Notably, DeepSeek-V3.1 achieves native compatibility with Anthropic API for the first time, allowing users to integrate DeepSeek just like calling Claude or Anthropic ecosystem models.

This means developers can use DeepSeek-V3.1's reasoning and conversation capabilities in all environments supporting AnthropicAPI by configuring API addresses and keys, greatly reducing integration barriers.

Model Open Source

V3.1's Base model underwent additional expansion training based on V3, adding a total of 840B tokens training. Both Base model and post-training model have been open sourced on Huggingface and ModelScope.

Base Model:

Hugging Face: https://huggingface.co/deepseek-ai/DeepSeek-V3.1-Base
ModelScope: https://modelscope.cn/models/deepseek-ai/DeepSeek-V3.1-Base

Post-Training Model:

Hugging Face: https://huggingface.co/deepseek-ai/DeepSeek-V3.1
ModelScope: https://modelscope.cn/models/deepseek-ai/DeepSeek-V3.1

It should be noted that DeepSeek-V3.1 uses UE8M0 FP8 Scale parameter precision.
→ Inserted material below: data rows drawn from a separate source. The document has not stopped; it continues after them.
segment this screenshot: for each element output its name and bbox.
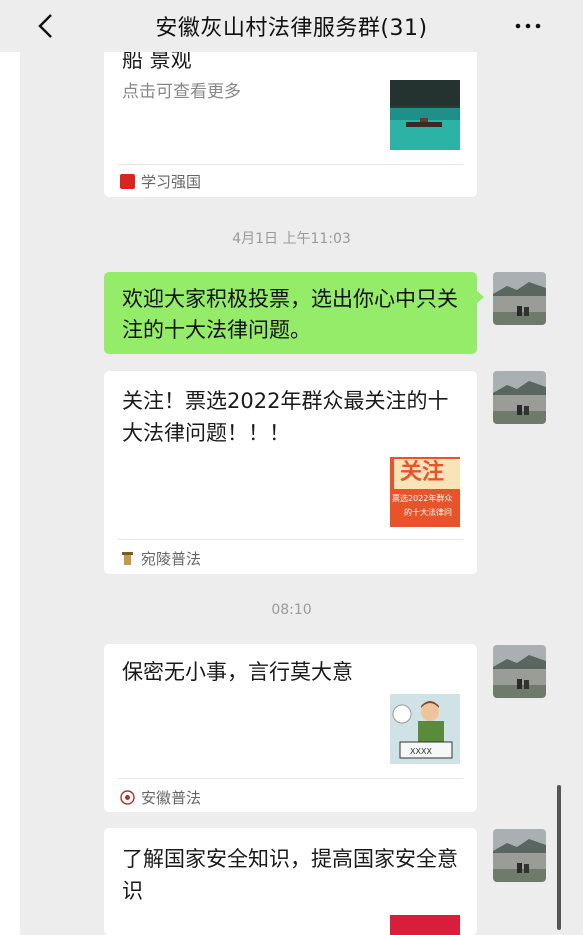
scrollbar[interactable] — [557, 785, 561, 930]
article-card[interactable]: 船 景观 点击可查看更多 学习强国 — [104, 40, 477, 197]
card-divider — [118, 539, 463, 540]
chat-header: 安徽灰山村法律服务群(31) — [0, 0, 583, 52]
avatar[interactable] — [493, 371, 546, 424]
chevron-left-icon[interactable] — [34, 12, 60, 40]
boat-lake-image — [390, 80, 460, 150]
thumb-line-1: 票选2022年群众 — [392, 494, 453, 503]
card-thumbnail — [390, 80, 460, 150]
card-title: 了解国家安全知识，提高国家安全意识 — [122, 847, 458, 903]
card-source: 学习强国 — [120, 171, 201, 192]
thumb-headline: 关注 — [400, 460, 445, 485]
card-divider — [118, 778, 463, 779]
card-source: 安徽普法 — [120, 787, 201, 808]
avatar[interactable] — [493, 272, 546, 325]
article-card[interactable]: 关注！票选2022年群众最关注的十大法律问题！！！ 关注 票选2022年群众 的… — [104, 371, 477, 574]
card-description: 点击可查看更多 — [122, 82, 241, 102]
message-bubble-sent[interactable]: 欢迎大家积极投票，选出你心中只关注的十大法律问题。 — [104, 272, 484, 354]
article-card[interactable]: 了解国家安全知识，提高国家安全意识 — [104, 828, 477, 935]
lake-avatar-image — [493, 272, 546, 325]
anhui-pufa-logo — [120, 790, 135, 805]
message-timestamp: 4月1日 上午11:03 — [232, 231, 351, 247]
card-thumbnail: 关注 票选2022年群众 的十大法律问 — [390, 457, 460, 527]
thumb-label: XXXX — [410, 747, 432, 756]
lake-avatar-image — [493, 371, 546, 424]
chat-title: 安徽灰山村法律服务群(31) — [155, 16, 428, 41]
card-thumbnail — [390, 915, 460, 935]
xuexi-qiangguo-logo — [120, 174, 135, 189]
more-dots-icon[interactable] — [513, 16, 543, 36]
avatar[interactable] — [493, 829, 546, 882]
card-title: 保密无小事，言行莫大意 — [122, 660, 353, 684]
message-text: 欢迎大家积极投票，选出你心中只关注的十大法律问题。 — [122, 287, 458, 342]
card-source-name: 安徽普法 — [141, 789, 202, 807]
lake-avatar-image — [493, 645, 546, 698]
card-title: 关注！票选2022年群众最关注的十大法律问题！！！ — [122, 389, 449, 445]
article-card[interactable]: 保密无小事，言行莫大意 XXXX 安徽普法 — [104, 644, 477, 812]
card-thumbnail: XXXX — [390, 694, 460, 764]
card-divider — [118, 164, 463, 165]
message-timestamp: 08:10 — [271, 602, 312, 618]
avatar[interactable] — [493, 645, 546, 698]
card-source-name: 学习强国 — [141, 173, 202, 191]
card-source: 宛陵普法 — [120, 548, 201, 569]
thumb-line-2: 的十大法律问 — [404, 508, 452, 517]
wanling-pufa-logo — [122, 552, 133, 565]
left-edge — [0, 52, 20, 935]
lake-avatar-image — [493, 829, 546, 882]
red-thumbnail — [390, 915, 460, 935]
card-source-name: 宛陵普法 — [141, 550, 202, 568]
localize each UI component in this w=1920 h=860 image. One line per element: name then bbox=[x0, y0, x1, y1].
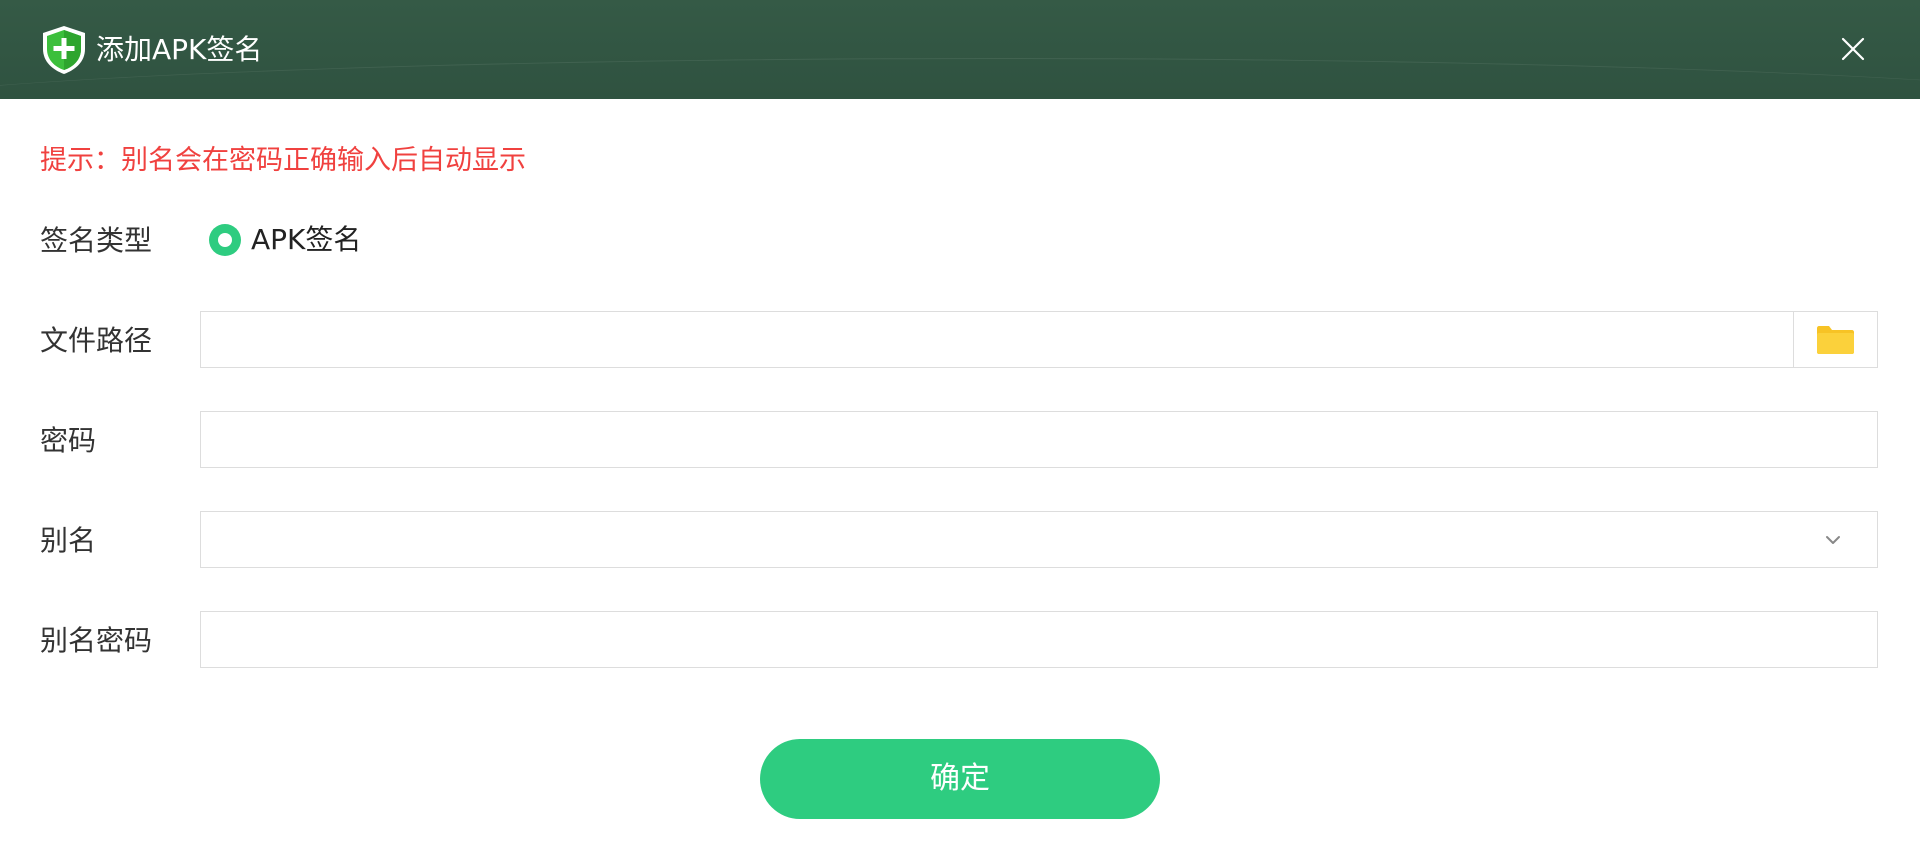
dialog-title: 添加APK签名 bbox=[96, 33, 263, 66]
file-path-input[interactable] bbox=[201, 312, 1795, 367]
password-label: 密码 bbox=[40, 424, 97, 457]
alias-select[interactable] bbox=[200, 511, 1878, 568]
alias-password-field bbox=[200, 611, 1878, 668]
hint-text: 提示：别名会在密码正确输入后自动显示 bbox=[40, 145, 526, 176]
file-path-label: 文件路径 bbox=[40, 324, 153, 357]
add-apk-signature-dialog: 添加APK签名 提示：别名会在密码正确输入后自动显示 签名类型 APK签名 文件… bbox=[0, 0, 1920, 860]
close-button[interactable] bbox=[1838, 34, 1868, 64]
shield-plus-icon bbox=[43, 26, 85, 74]
alias-password-label: 别名密码 bbox=[40, 624, 153, 657]
apk-signature-radio-label[interactable]: APK签名 bbox=[251, 222, 361, 258]
apk-signature-radio[interactable] bbox=[209, 224, 241, 256]
alias-password-input[interactable] bbox=[201, 612, 1877, 667]
password-input[interactable] bbox=[201, 412, 1877, 467]
file-path-field bbox=[200, 311, 1878, 368]
title-bar-sheen bbox=[0, 58, 1920, 99]
radio-selected-dot bbox=[218, 233, 232, 247]
chevron-down-icon bbox=[1826, 536, 1840, 544]
password-field bbox=[200, 411, 1878, 468]
confirm-button[interactable]: 确定 bbox=[760, 739, 1160, 819]
browse-file-button[interactable] bbox=[1793, 312, 1877, 367]
alias-label: 别名 bbox=[40, 524, 97, 557]
folder-icon bbox=[1817, 326, 1854, 354]
title-bar: 添加APK签名 bbox=[0, 0, 1920, 99]
signature-type-label: 签名类型 bbox=[40, 224, 153, 257]
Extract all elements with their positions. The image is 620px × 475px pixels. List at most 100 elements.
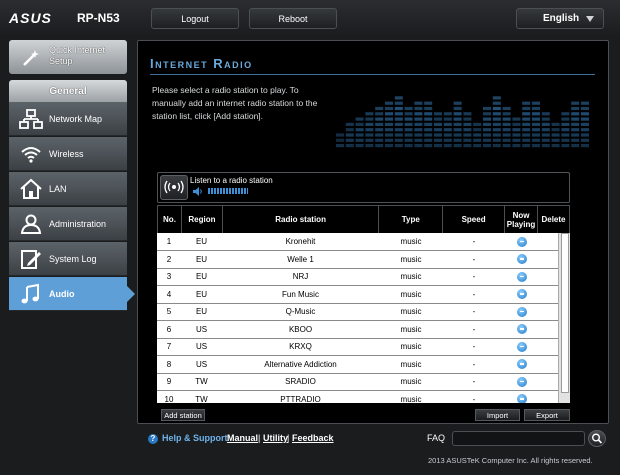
page-description: Please select a radio station to play. T… xyxy=(152,85,318,121)
export-button[interactable]: Export xyxy=(524,409,570,421)
cell-delete[interactable] xyxy=(538,320,558,339)
language-select[interactable]: English xyxy=(516,8,604,29)
table-row[interactable]: 5 EU Q-Music music - xyxy=(157,303,558,321)
sidebar-item-network-map[interactable]: Network Map xyxy=(9,102,127,136)
equalizer-bar xyxy=(443,112,452,116)
scrollbar-thumb[interactable] xyxy=(561,233,569,393)
equalizer-bar xyxy=(453,122,462,126)
table-row[interactable]: 3 EU NRJ music - xyxy=(157,268,558,286)
cell-delete[interactable] xyxy=(538,250,558,269)
equalizer-bar xyxy=(522,122,531,126)
play-station-icon[interactable] xyxy=(516,359,527,370)
feedback-link[interactable]: Feedback xyxy=(292,433,334,443)
equalizer-bar xyxy=(571,122,580,126)
play-station-icon[interactable] xyxy=(516,376,527,387)
add-station-button[interactable]: Add station xyxy=(161,409,205,421)
table-row[interactable]: 2 EU Welle 1 music - xyxy=(157,250,558,269)
equalizer-bar xyxy=(522,128,531,132)
reboot-button[interactable]: Reboot xyxy=(249,8,337,29)
cell-speed: - xyxy=(443,250,505,269)
cell-delete[interactable] xyxy=(538,390,558,403)
cell-delete[interactable] xyxy=(538,233,558,251)
equalizer-bar xyxy=(443,117,452,121)
equalizer-bar xyxy=(571,112,580,116)
sidebar-item-administration[interactable]: Administration xyxy=(9,207,127,241)
equalizer-bar xyxy=(473,144,482,148)
cell-delete[interactable] xyxy=(538,285,558,304)
faq-search-button[interactable] xyxy=(588,430,606,447)
equalizer-bar xyxy=(375,133,384,137)
cell-delete[interactable] xyxy=(538,373,558,391)
equalizer-bar xyxy=(394,112,403,116)
manual-link[interactable]: Manual xyxy=(227,433,258,443)
speaker-icon[interactable] xyxy=(193,187,203,196)
equalizer-bar xyxy=(532,122,540,126)
cell-now-playing xyxy=(505,355,538,374)
equalizer-bar xyxy=(492,106,501,111)
equalizer-bar xyxy=(434,117,442,121)
table-row[interactable]: 1 EU Kronehit music - xyxy=(157,233,558,251)
equalizer-bar xyxy=(532,112,540,116)
cell-delete[interactable] xyxy=(538,355,558,374)
equalizer-bar xyxy=(581,138,589,142)
sidebar-item-wireless[interactable]: Wireless xyxy=(9,137,127,171)
play-station-icon[interactable] xyxy=(516,394,527,403)
equalizer-bar xyxy=(404,128,413,132)
equalizer-bar xyxy=(522,117,531,121)
logout-button[interactable]: Logout xyxy=(151,8,239,29)
cell-delete[interactable] xyxy=(538,303,558,321)
sidebar-item-lan[interactable]: LAN xyxy=(9,172,127,206)
utility-link[interactable]: Utility xyxy=(263,433,288,443)
table-row[interactable]: 8 US Alternative Addiction music - xyxy=(157,355,558,374)
equalizer-bar xyxy=(473,128,482,132)
equalizer-bar xyxy=(561,133,570,137)
table-row[interactable]: 4 EU Fun Music music - xyxy=(157,285,558,304)
station-table: 1 EU Kronehit music -2 EU Welle 1 music -3 EU NRJ m… xyxy=(157,233,558,403)
cell-name: Q-Music xyxy=(222,303,379,321)
play-station-icon[interactable] xyxy=(516,324,527,335)
equalizer-bar xyxy=(571,128,580,132)
equalizer-bar xyxy=(541,117,550,121)
play-station-icon[interactable] xyxy=(516,254,527,265)
equalizer-bar xyxy=(365,138,374,142)
cell-type: music xyxy=(379,233,443,251)
cell-delete[interactable] xyxy=(538,338,558,356)
table-row[interactable]: 6 US KBOO music - xyxy=(157,320,558,339)
play-station-icon[interactable] xyxy=(516,289,527,300)
equalizer-bar xyxy=(502,117,511,121)
music-note-icon xyxy=(21,283,39,304)
equalizer-bar xyxy=(571,106,580,111)
equalizer-bar xyxy=(385,106,393,111)
equalizer-bar xyxy=(385,112,393,116)
import-button[interactable]: Import xyxy=(475,409,520,421)
station-list-scrollbar[interactable] xyxy=(558,233,570,403)
play-station-icon[interactable] xyxy=(516,271,527,282)
equalizer-bar xyxy=(492,122,501,126)
network-map-icon xyxy=(19,109,43,129)
equalizer-bar xyxy=(571,133,580,137)
equalizer-bar xyxy=(483,144,491,148)
faq-search-input[interactable] xyxy=(452,431,585,446)
equalizer-bar xyxy=(571,101,580,105)
quick-internet-setup-button[interactable]: Quick Internet Setup xyxy=(9,40,127,74)
play-station-icon[interactable] xyxy=(516,236,527,247)
play-station-icon[interactable] xyxy=(516,341,527,352)
sidebar-item-audio[interactable]: Audio xyxy=(9,277,135,311)
play-station-icon[interactable] xyxy=(516,306,527,317)
table-row[interactable]: 7 US KRXQ music - xyxy=(157,338,558,356)
table-row[interactable]: 9 TW SRADIO music - xyxy=(157,373,558,391)
cell-delete[interactable] xyxy=(538,268,558,286)
equalizer-bar xyxy=(453,133,462,137)
table-row[interactable]: 10 TW PTTRADIO music - xyxy=(157,390,558,403)
help-icon[interactable]: ? xyxy=(148,434,158,444)
equalizer-bar xyxy=(424,112,433,116)
equalizer-bar xyxy=(394,101,403,105)
cell-no: 4 xyxy=(157,285,181,304)
equalizer-bar xyxy=(434,128,442,132)
volume-slider[interactable] xyxy=(208,188,248,194)
cell-type: music xyxy=(379,320,443,339)
equalizer-bar xyxy=(404,133,413,137)
equalizer-bar xyxy=(404,144,413,148)
equalizer-bar xyxy=(512,144,521,148)
sidebar-item-system-log[interactable]: System Log xyxy=(9,242,127,276)
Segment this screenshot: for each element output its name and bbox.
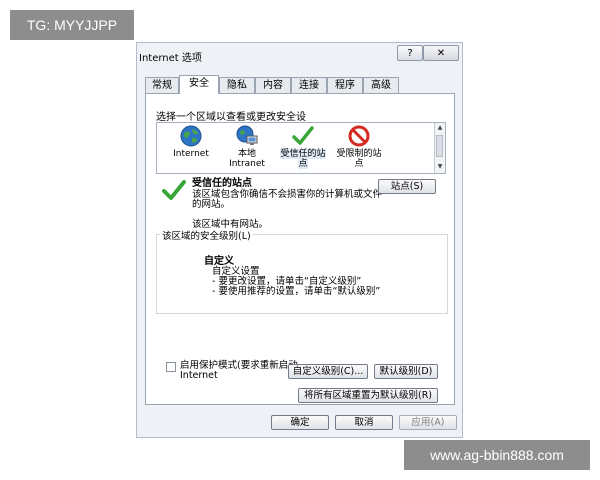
zone-label: 本地 Intranet xyxy=(229,149,265,169)
close-button[interactable]: ✕ xyxy=(423,45,459,61)
security-panel: 选择一个区域以查看或更改安全设 Internet 本地 Intranet 受信任… xyxy=(145,93,455,405)
tab-general[interactable]: 常规 xyxy=(145,77,179,93)
tab-content[interactable]: 内容 xyxy=(255,77,291,93)
scroll-down-icon[interactable]: ▼ xyxy=(436,163,444,171)
default-level-button[interactable]: 默认级别(D) xyxy=(374,364,438,379)
zone-prompt: 选择一个区域以查看或更改安全设 xyxy=(156,112,306,123)
zone-scrollbar[interactable]: ▲ ▼ xyxy=(434,123,445,173)
security-level-name: 自定义 xyxy=(204,256,234,267)
trusted-check-icon xyxy=(292,126,314,145)
protected-mode-label: 启用保护模式(要求重新启动 Internet xyxy=(180,360,298,381)
selected-zone-description: 该区域包含你确信不会损害你的计算机或文件的网站。 xyxy=(192,189,383,210)
protected-mode-checkbox[interactable] xyxy=(166,362,176,372)
close-icon: ✕ xyxy=(436,48,446,59)
zone-label: 受信任的站 点 xyxy=(280,149,326,169)
tab-privacy[interactable]: 隐私 xyxy=(219,77,255,93)
internet-options-dialog: Internet 选项 ? ✕ 常规 安全 隐私 内容 连接 程序 高级 选择一… xyxy=(136,42,463,438)
scroll-thumb[interactable] xyxy=(436,135,443,157)
local-intranet-icon xyxy=(236,125,258,145)
tab-connections[interactable]: 连接 xyxy=(291,77,327,93)
selected-zone-check-icon xyxy=(162,180,186,200)
zone-local-intranet[interactable]: 本地 Intranet xyxy=(219,125,275,169)
help-button[interactable]: ? xyxy=(397,45,423,61)
tab-security[interactable]: 安全 xyxy=(179,75,219,94)
scroll-up-icon[interactable]: ▲ xyxy=(436,124,444,132)
zone-trusted-sites[interactable]: 受信任的站 点 xyxy=(275,125,331,169)
custom-level-button[interactable]: 自定义级别(C)... xyxy=(288,364,368,379)
sites-button[interactable]: 站点(S) xyxy=(378,179,436,194)
cancel-button[interactable]: 取消 xyxy=(335,415,393,430)
dialog-title: Internet 选项 xyxy=(139,53,202,64)
apply-button[interactable]: 应用(A) xyxy=(399,415,457,430)
tab-strip: 常规 安全 隐私 内容 连接 程序 高级 xyxy=(145,75,461,94)
zone-internet[interactable]: Internet xyxy=(163,125,219,159)
zone-label: 受限制的站 点 xyxy=(336,149,382,169)
watermark-top: TG: MYYJJPP xyxy=(10,10,134,40)
reset-all-zones-button[interactable]: 将所有区域重置为默认级别(R) xyxy=(298,388,438,403)
restricted-icon xyxy=(348,125,370,147)
ok-button[interactable]: 确定 xyxy=(271,415,329,430)
selected-zone-title: 受信任的站点 xyxy=(192,178,252,189)
zone-list: Internet 本地 Intranet 受信任的站 点 受限制的站 点 ▲ ▼ xyxy=(156,122,446,174)
globe-icon xyxy=(180,125,202,147)
security-level-line: - 要使用推荐的设置，请单击“默认级别” xyxy=(212,286,381,297)
title-bar: Internet 选项 ? ✕ xyxy=(137,43,462,67)
security-level-group xyxy=(156,234,448,314)
security-level-legend: 该区域的安全级别(L) xyxy=(160,228,253,242)
tab-advanced[interactable]: 高级 xyxy=(363,77,399,93)
zone-restricted-sites[interactable]: 受限制的站 点 xyxy=(331,125,387,169)
zone-label: Internet xyxy=(173,149,209,159)
watermark-bottom: www.ag-bbin888.com xyxy=(404,440,590,470)
tab-programs[interactable]: 程序 xyxy=(327,77,363,93)
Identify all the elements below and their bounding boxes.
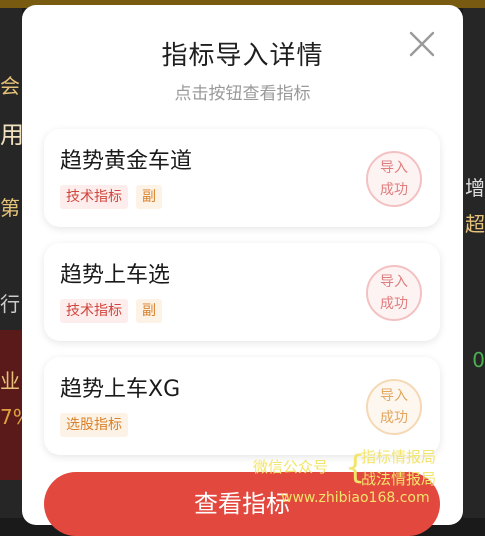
watermark-line1: 指标情报局 (361, 448, 437, 466)
background-text: 增 (465, 176, 485, 200)
indicator-name: 趋势上车选 (60, 263, 171, 288)
tag-type: 技术指标 (60, 299, 128, 323)
watermark-url: www.zhibiao168.com (281, 490, 430, 506)
tag-sub: 副 (136, 185, 162, 209)
watermark: 微信公众号 { 指标情报局 战法情报局 www.zhibiao168.com (253, 446, 473, 512)
background-text: 用 (0, 121, 24, 149)
indicator-tags: 技术指标 副 (60, 185, 162, 209)
close-icon[interactable] (405, 27, 439, 61)
stamp-text: 成功 (380, 296, 408, 312)
watermark-line2: 战法情报局 (361, 470, 437, 488)
indicator-card: 趋势黄金车道 技术指标 副 导入 成功 (44, 129, 440, 227)
import-success-stamp: 导入 成功 (366, 379, 422, 435)
tag-type: 技术指标 (60, 185, 128, 209)
watermark-wechat: 微信公众号 (253, 458, 329, 476)
background-text: 0 (472, 348, 485, 372)
indicator-name: 趋势黄金车道 (60, 149, 193, 174)
indicator-tags: 技术指标 副 (60, 299, 162, 323)
background-text: 第 (0, 196, 20, 220)
background-text: 行 (0, 292, 20, 316)
dialog-subtitle: 点击按钮查看指标 (174, 84, 311, 104)
stamp-text: 导入 (380, 388, 408, 404)
tag-sub: 副 (136, 299, 162, 323)
background-text: 超 (465, 212, 485, 236)
import-success-stamp: 导入 成功 (366, 151, 422, 207)
stamp-text: 成功 (380, 410, 408, 426)
import-success-stamp: 导入 成功 (366, 265, 422, 321)
background-text: 业 (0, 369, 20, 393)
indicator-card: 趋势上车XG 选股指标 导入 成功 (44, 357, 440, 455)
tag-type: 选股指标 (60, 413, 128, 437)
stamp-text: 成功 (380, 182, 408, 198)
dialog-title: 指标导入详情 (161, 41, 324, 71)
indicator-name: 趋势上车XG (60, 377, 181, 402)
background-right-panel (463, 8, 485, 518)
stamp-text: 导入 (380, 160, 408, 176)
indicator-tags: 选股指标 (60, 413, 128, 437)
indicator-card: 趋势上车选 技术指标 副 导入 成功 (44, 243, 440, 341)
stamp-text: 导入 (380, 274, 408, 290)
background-text: 会 (0, 74, 20, 98)
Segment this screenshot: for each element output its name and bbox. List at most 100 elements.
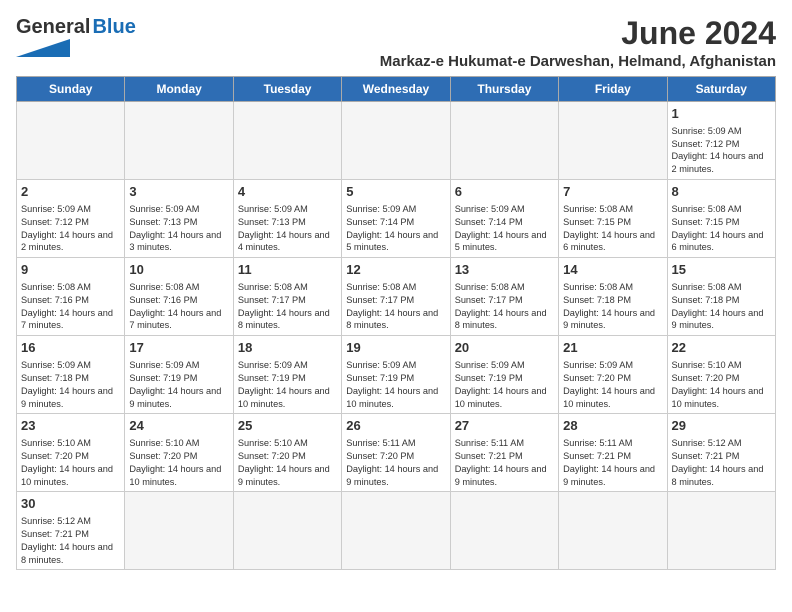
day-info: Sunrise: 5:10 AMSunset: 7:20 PMDaylight:…	[129, 437, 228, 489]
day-info: Sunrise: 5:11 AMSunset: 7:21 PMDaylight:…	[455, 437, 554, 489]
day-number: 24	[129, 417, 228, 435]
col-sunday: Sunday	[17, 77, 125, 102]
day-number: 18	[238, 339, 337, 357]
day-info: Sunrise: 5:08 AMSunset: 7:15 PMDaylight:…	[563, 203, 662, 255]
table-row: 3Sunrise: 5:09 AMSunset: 7:13 PMDaylight…	[125, 180, 233, 258]
col-tuesday: Tuesday	[233, 77, 341, 102]
calendar-week-row: 1 Sunrise: 5:09 AMSunset: 7:12 PMDaylight…	[17, 102, 776, 180]
table-row	[667, 492, 775, 570]
table-row	[342, 102, 450, 180]
table-row: 16Sunrise: 5:09 AMSunset: 7:18 PMDayligh…	[17, 336, 125, 414]
calendar-week-row: 2 Sunrise: 5:09 AMSunset: 7:12 PMDaylight…	[17, 180, 776, 258]
day-info: Sunrise: 5:12 AMSunset: 7:21 PMDaylight:…	[672, 437, 771, 489]
day-info: Sunrise: 5:11 AMSunset: 7:21 PMDaylight:…	[563, 437, 662, 489]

Additionally, V3.1 has made significant adjustments to tokenizer and chat template, showing clear differences from DeepSeek-V3. Users with deployment requirements are advised to carefully read the new version documentation.

View Official API Documentation

6. Price Adjustment: New Pricing Standards Effective from September 6

With the release of the new model, DeepSeek has also announced API price adjustment plans. Starting from early morning September 6, 2025 Beijing Time, DeepSeek will adjust open platform API interface calling prices, implement new pricing tables, and cancel nighttime discounts.

DeepSeek-V3.1 API Pricing

Input Price (Cache Miss): 0.5 RMB/million tokens

Input Price (Cache Hit): 4 RMB/million tokens

Output Price: 12 RMB/million tokens

Before September 6, all API services will continue to be billed according to the original pricing policy, and users can continue to enjoy current discounts. To better meet user calling demands, DeepSeek has further expanded API service resources.

7. Future Outlook: A Key Step Towards the Agent Era

The release of DeepSeek-V3.1 is seen as a key step for DeepSeek towards the agent era. Through significant improvements in tool calling and agent tasks, V3.1 provides stronger support for future AI application scenarios.

Although the current version still has some limitations, such as text-focused interaction and insufficient multimodal interaction, DeepSeek-V3.1's continuous innovation and development in reasoning capabilities lay a solid foundation for future technological breakthroughs.

As technology continues to advance, the practicality and efficiency of such models will have profound impacts on the industry, providing support for more enterprises and developers.

The release of DeepSeek-V3.1 is not just a technical upgrade but an important evolution in intelligent interaction experience. Its hybrid reasoning architecture allows users to freely switch thinking modes in different scenarios, truly achieving "on-demand allocation" of AI intelligence.

With the implementation of new API pricing policies on September 6, the DeepSeek platform will welcome more developers and enterprise users. This AI transformation characterized by efficiency, economy, and intelligence is redefining the standards of intelligent content production, helping users gain advantage in the AI-driven creation revolution.